There are many great things about the half-marathons, but one of the coolest is it happens to be the only road race distance completely dominated by women. Nearly, 60 percent of all half-marathon finishers are women.
Why? The most oft-cited reasons are the same ones most guys also have: The training isn’t nearly as arduous or time consuming as for a marathon, the taper and recovery time from a half also aren’t as long and yet finishing a half-marathon is a significant and satisfying accomplishment. Finally, there’s something magical about that marathon word, even if a half isn’t the same as running a marathon.
Which is the problem with the half-marathon. It has an identity crisis. It’s half of something and not an entity that stands alone.
And it should.
Years ago, there was a road distance called the mini-marathon. This was back in the days when there were miniskirts, minigolf, miniwages and Minnie Mouse.

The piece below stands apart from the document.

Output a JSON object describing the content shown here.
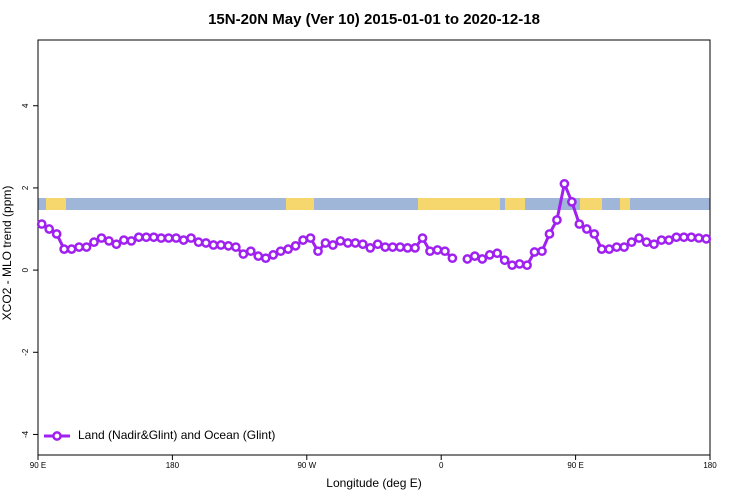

I liked the distance (usually a 5-K), but hated the name. I didn’t want to run a mini anything. In my mind, a 5-K was 3.1 miles of racing and there was nothing mini about it. It wasn’t a minimarathon to me; it was a 5-K.
Eventually, the name mostly disappeared and today, the biggest mini anything are the New York Mini 10-K and the One America 500 Festival Mini-Marathon in Indianapolis which is—you guessed it—a half-marathon.

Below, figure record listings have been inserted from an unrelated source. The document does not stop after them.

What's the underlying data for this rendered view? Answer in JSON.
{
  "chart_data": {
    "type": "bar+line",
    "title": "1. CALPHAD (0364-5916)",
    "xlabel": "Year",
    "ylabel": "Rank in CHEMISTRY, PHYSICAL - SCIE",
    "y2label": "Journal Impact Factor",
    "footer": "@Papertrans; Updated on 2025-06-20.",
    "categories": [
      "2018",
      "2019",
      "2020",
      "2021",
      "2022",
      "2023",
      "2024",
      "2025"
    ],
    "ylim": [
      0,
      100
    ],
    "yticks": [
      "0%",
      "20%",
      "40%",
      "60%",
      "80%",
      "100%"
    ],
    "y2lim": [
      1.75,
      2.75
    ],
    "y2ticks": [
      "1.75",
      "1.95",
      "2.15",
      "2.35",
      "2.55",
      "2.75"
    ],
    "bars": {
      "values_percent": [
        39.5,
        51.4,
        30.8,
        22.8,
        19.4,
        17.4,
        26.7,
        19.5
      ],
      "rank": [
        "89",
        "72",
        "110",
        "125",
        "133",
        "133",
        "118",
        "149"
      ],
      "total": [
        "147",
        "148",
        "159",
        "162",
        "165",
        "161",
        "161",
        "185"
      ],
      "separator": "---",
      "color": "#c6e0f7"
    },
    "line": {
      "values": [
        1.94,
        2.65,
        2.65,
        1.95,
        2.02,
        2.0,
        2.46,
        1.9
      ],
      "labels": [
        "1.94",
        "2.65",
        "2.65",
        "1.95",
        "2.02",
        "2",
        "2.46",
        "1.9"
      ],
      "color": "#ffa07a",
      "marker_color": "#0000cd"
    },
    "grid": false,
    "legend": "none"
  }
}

Even though these are both huge races (the Indy Mini is the biggest half-marathon in the United States with more than 31,000 finishers), it’s still a terrible name for such great events.
Think about it. We now have thousands of 5-Ks, 10-Ks, 10-milers, marathons, ultra marathons and assorted other distances but there’s only one half of anything. In track, there isn’t even a half-mile anymore. It’s the 800. Anyone who calls 800-meter runners “half-milers” probably still calls cross-country runners “thin clads.”
Triathlons used to have the same identity crisis as the half-marathon has. When I first started doing triathlons in the ‘80s, there were basically two distances. There was the Olympic distance which was too short for me and the Ironman which was way too long. It didn’t take long to devise the perfect distance. That was the Half Ironman which triathletes loved—except for the name.
Triathletes put in way too much training time to do half of anything so before you could say Hawaii Ironman World Championships, somebody came up with the new, easily identifiable handle for the distance: 70.3. That is, a half IM is 70.3 miles. And that popular distance is simply called 70.3.
Could we do the same for the half-marathon? Sure, why not? A half-marathon is 13.1 miles or 21.1 kilometers.
It doesn’t exactly roll off the tongue right now, but call it 21.1. Change the name of some important races to 21.1 and pretty soon it’ll catch on just like 70.3 has.
As runners, we don’t do anything halfway. It’s 21.1 kilometers which is still plenty long and plenty tough running. Let’s give our most popular road distance a deserving name all its own.